Former Finnish long-distance runner Martti Vainio, who later became a sport researcher, also has alleged that the use of banned substances by top Finnish athletes was widespread.

Vainio forfeited a silver medal in the 10,000 metres at the Los Angeles Olympics in 1984 after testing positive for banned substances.

In 2004, he said he had tried doping before Los Angeles and that the practice was common among Finnish athletes in the early 1980s.

Dr Timo Seppälä, the medical director of the Finnish Anti-Doping Agency (FINADA),  welcomed the confession from Myllylä (pictured), who is now 40.

He said: "It is fairly surprising that an athlete of Myllylä’s calibre says it like it is.

"Of course it is great that he admits his use of the banned substance.

"This clears the air

"In those days EPO did not show in the tests, and this was widely known.

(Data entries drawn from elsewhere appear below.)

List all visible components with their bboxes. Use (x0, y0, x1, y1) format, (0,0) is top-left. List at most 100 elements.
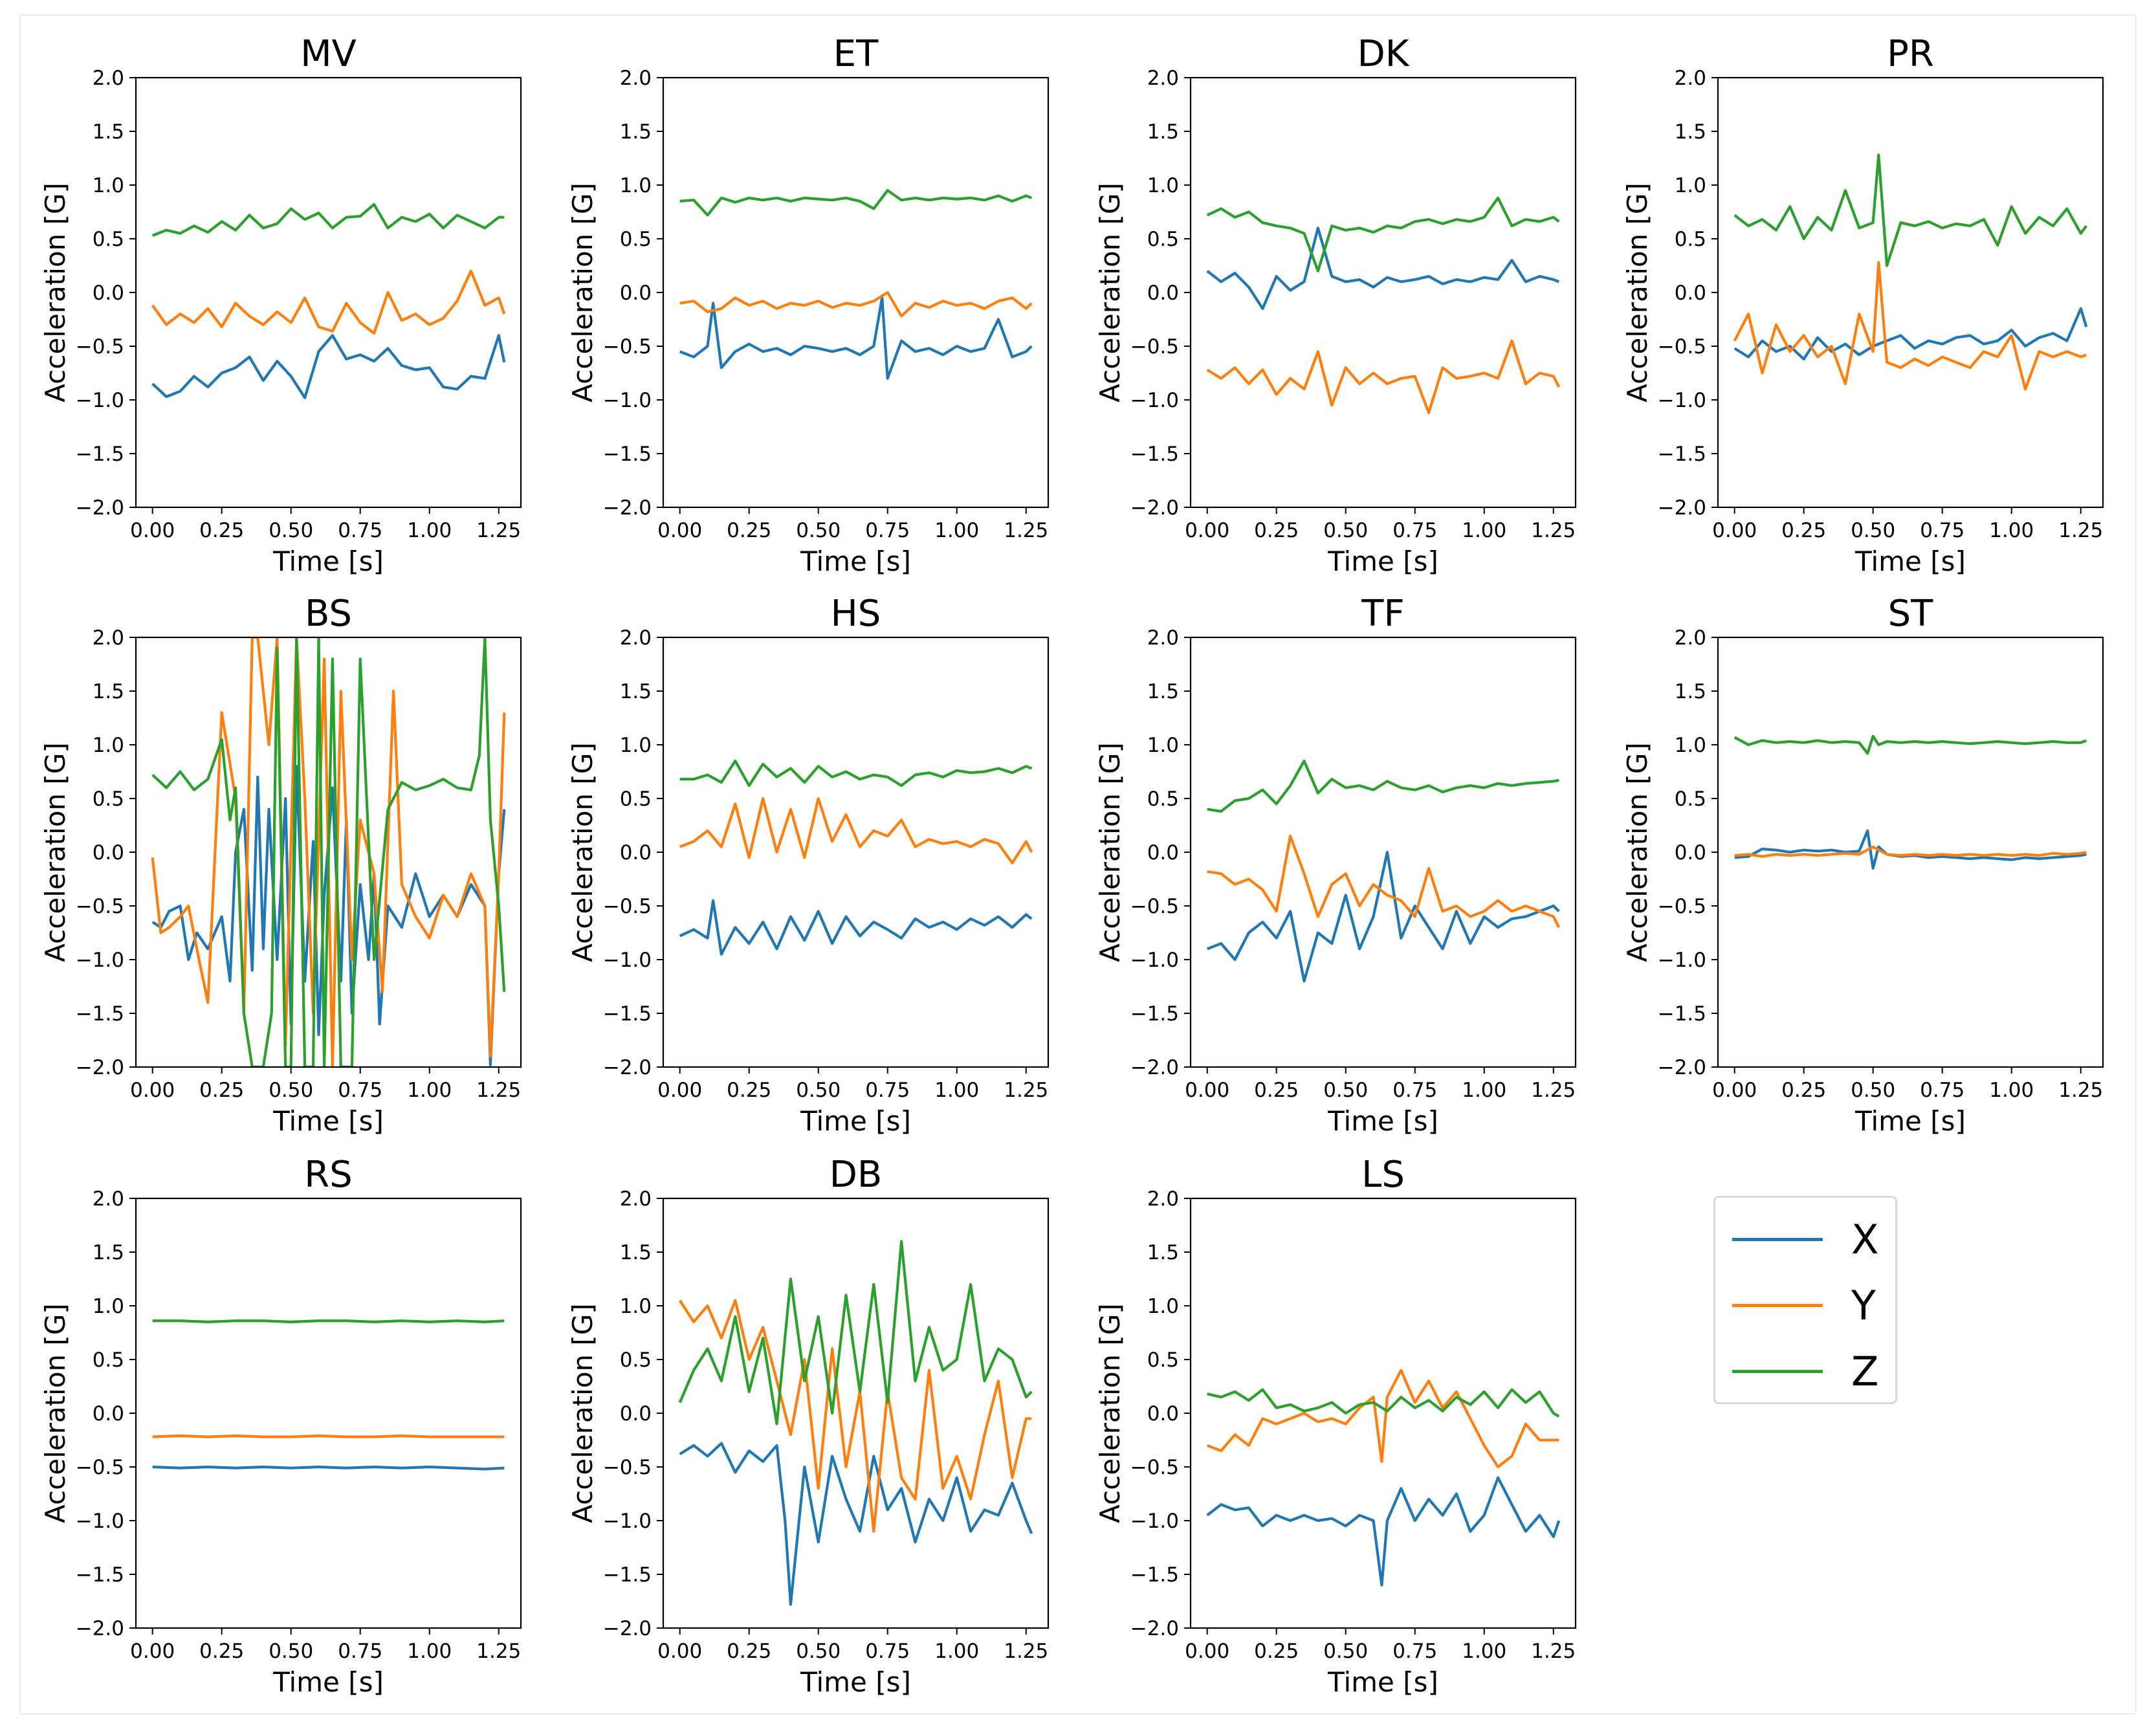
x-axis-label-et: Time [s] (800, 545, 911, 577)
x-axis-label-st: Time [s] (1854, 1105, 1966, 1137)
panel-rs: RS−2.0−1.5−1.0−0.50.00.51.01.52.00.00 0.2… (39, 1154, 521, 1698)
y-tick-label-mv: 2.0 (93, 67, 124, 90)
x-tick-label-hs: 0.50 (796, 1079, 841, 1102)
y-tick-label-st: −1.5 (1658, 1002, 1706, 1026)
y-tick-label-mv: 0.5 (93, 228, 124, 251)
x-tick-label-rs: 0.75 (338, 1640, 382, 1663)
y-tick-label-dk: 2.0 (1147, 67, 1179, 90)
y-tick-label-db: −2.0 (603, 1617, 652, 1640)
panel-title-hs: HS (831, 593, 881, 635)
y-tick-label-tf: 0.5 (1147, 787, 1179, 811)
y-axis-label-pr: Acceleration [G] (1622, 182, 1653, 402)
plot-frame-et (663, 78, 1048, 507)
legend-swatch-z (1732, 1370, 1823, 1373)
y-tick-label-hs: 0.5 (620, 787, 652, 811)
x-tick-label-ls: 0.75 (1392, 1640, 1437, 1663)
x-tick-label-ls: 0.00 (1185, 1640, 1229, 1663)
y-tick-label-rs: −1.5 (76, 1563, 124, 1587)
y-tick-label-tf: 0.0 (1147, 841, 1179, 864)
series-line-mv-z (153, 204, 505, 236)
y-tick-label-bs: −1.0 (76, 949, 124, 972)
y-tick-label-db: 1.0 (620, 1295, 652, 1318)
y-tick-label-bs: −1.5 (76, 1002, 124, 1026)
y-tick-label-dk: −2.0 (1130, 496, 1179, 520)
y-tick-label-hs: −0.5 (603, 895, 652, 918)
x-tick-label-rs: 0.50 (269, 1640, 313, 1663)
x-tick-label-db: 0.50 (796, 1640, 841, 1663)
legend-label-y: Y (1851, 1283, 1876, 1328)
y-tick-label-et: 0.5 (620, 228, 652, 251)
y-tick-label-st: 1.5 (1675, 680, 1706, 703)
y-tick-label-bs: −0.5 (76, 895, 124, 918)
y-tick-label-rs: 0.0 (93, 1402, 124, 1426)
y-axis-label-dk: Acceleration [G] (1094, 182, 1126, 402)
series-line-dk-y (1207, 341, 1559, 413)
y-tick-label-ls: 0.0 (1147, 1402, 1179, 1426)
legend: X Y Z (1713, 1196, 1897, 1404)
y-tick-label-ls: −1.5 (1130, 1563, 1179, 1587)
y-tick-label-db: 1.5 (620, 1241, 652, 1264)
x-tick-label-bs: 1.25 (476, 1079, 521, 1102)
series-line-hs-z (680, 761, 1032, 786)
x-tick-label-rs: 0.00 (130, 1640, 175, 1663)
y-tick-label-bs: 0.0 (93, 841, 124, 864)
y-tick-label-rs: 1.0 (93, 1295, 124, 1318)
panel-title-mv: MV (300, 33, 357, 75)
panel-tf: TF −2.0 −1.5 −1.0 −0.5 0.0 0.5 1.0 1.5 2.0 0.00 0.2… (1094, 593, 1576, 1137)
y-tick-label-et: −2.0 (603, 496, 652, 520)
x-tick-label-et: 0.50 (796, 519, 841, 542)
x-tick-label-tf: 0.25 (1254, 1079, 1299, 1102)
series-line-hs-y (680, 798, 1032, 863)
plot-frame-pr (1718, 78, 2103, 507)
x-tick-label-tf: 1.25 (1531, 1079, 1576, 1102)
plot-frame-tf (1191, 637, 1576, 1067)
y-tick-label-tf: 1.0 (1147, 734, 1179, 757)
x-tick-label-tf: 1.00 (1462, 1079, 1506, 1102)
y-tick-label-et: −0.5 (603, 335, 652, 358)
series-line-tf-y (1207, 836, 1559, 927)
x-tick-label-st: 0.50 (1851, 1079, 1895, 1102)
series-line-db-z (680, 1241, 1032, 1424)
series-line-pr-y (1735, 263, 2087, 390)
panel-title-tf: TF (1361, 593, 1404, 635)
series-line-rs-x (153, 1467, 505, 1469)
x-tick-label-db: 1.25 (1004, 1640, 1048, 1663)
x-tick-label-et: 0.00 (657, 519, 702, 542)
x-axis-label-bs: Time [s] (272, 1105, 384, 1137)
panel-bs: BS−2.0−1.5−1.0−0.50.00.51.01.52.00.00 0.2… (39, 593, 521, 1137)
y-tick-label-bs: 1.5 (93, 680, 124, 703)
x-tick-label-pr: 0.50 (1851, 519, 1895, 542)
panel-title-st: ST (1888, 593, 1934, 635)
y-tick-label-tf: −0.5 (1130, 895, 1179, 918)
x-tick-label-rs: 0.25 (199, 1640, 244, 1663)
x-tick-label-pr: 1.25 (2058, 519, 2103, 542)
series-line-ls-y (1207, 1371, 1559, 1467)
series-line-ls-z (1207, 1390, 1559, 1417)
y-tick-label-pr: 0.5 (1675, 228, 1706, 251)
y-tick-label-et: −1.5 (603, 443, 652, 466)
y-tick-label-bs: −2.0 (76, 1056, 124, 1079)
x-axis-label-hs: Time [s] (800, 1105, 911, 1137)
series-line-tf-z (1207, 761, 1559, 811)
x-tick-label-rs: 1.00 (407, 1640, 452, 1663)
panel-title-rs: RS (304, 1154, 352, 1196)
plot-frame-dk (1191, 78, 1576, 507)
series-line-pr-x (1735, 309, 2087, 359)
y-tick-label-ls: 1.0 (1147, 1295, 1179, 1318)
y-tick-label-tf: 1.5 (1147, 680, 1179, 703)
x-tick-label-pr: 0.75 (1920, 519, 1964, 542)
legend-item-x: X (1715, 1211, 1895, 1269)
y-axis-label-mv: Acceleration [G] (39, 182, 71, 402)
panel-et: ET−2.0−1.5−1.0−0.50.00.51.01.52.00.00 0.2… (567, 33, 1048, 577)
x-tick-label-pr: 0.25 (1781, 519, 1826, 542)
y-tick-label-pr: 1.5 (1675, 120, 1706, 144)
x-tick-label-dk: 0.25 (1254, 519, 1299, 542)
panel-st: ST−2.0−1.5−1.0−0.50.00.51.01.52.00.00 0.2… (1622, 593, 2103, 1137)
legend-label-x: X (1851, 1217, 1878, 1262)
y-tick-label-tf: −2.0 (1130, 1056, 1179, 1079)
y-tick-label-mv: 1.5 (93, 120, 124, 144)
y-tick-label-ls: −1.0 (1130, 1510, 1179, 1533)
y-tick-label-et: 1.0 (620, 174, 652, 197)
y-tick-label-db: −1.5 (603, 1563, 652, 1587)
y-tick-label-et: 1.5 (620, 120, 652, 144)
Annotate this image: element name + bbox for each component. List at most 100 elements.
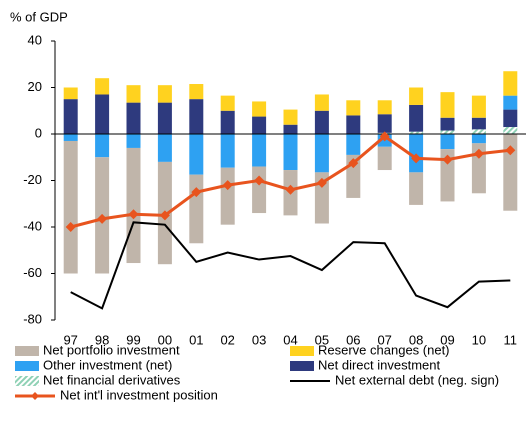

"The substance must have been in a relatively broad use elsewhere as well, even though once again the issue seems to fall onto Finland.

Myllylä is unlikely to be stripped of his medals as, under the rules of the International Olympic Committee (IOC), the statue of limitations is eight years.

Norwegian skier Erling Jevne, who was beaten by Myllylä for the gold in Nagano, claimed he would not be seeking to have the result overturned.

He said: "For my part, the issue is closed.

"Myllylä is a victim in Finland 's ugly sporting history."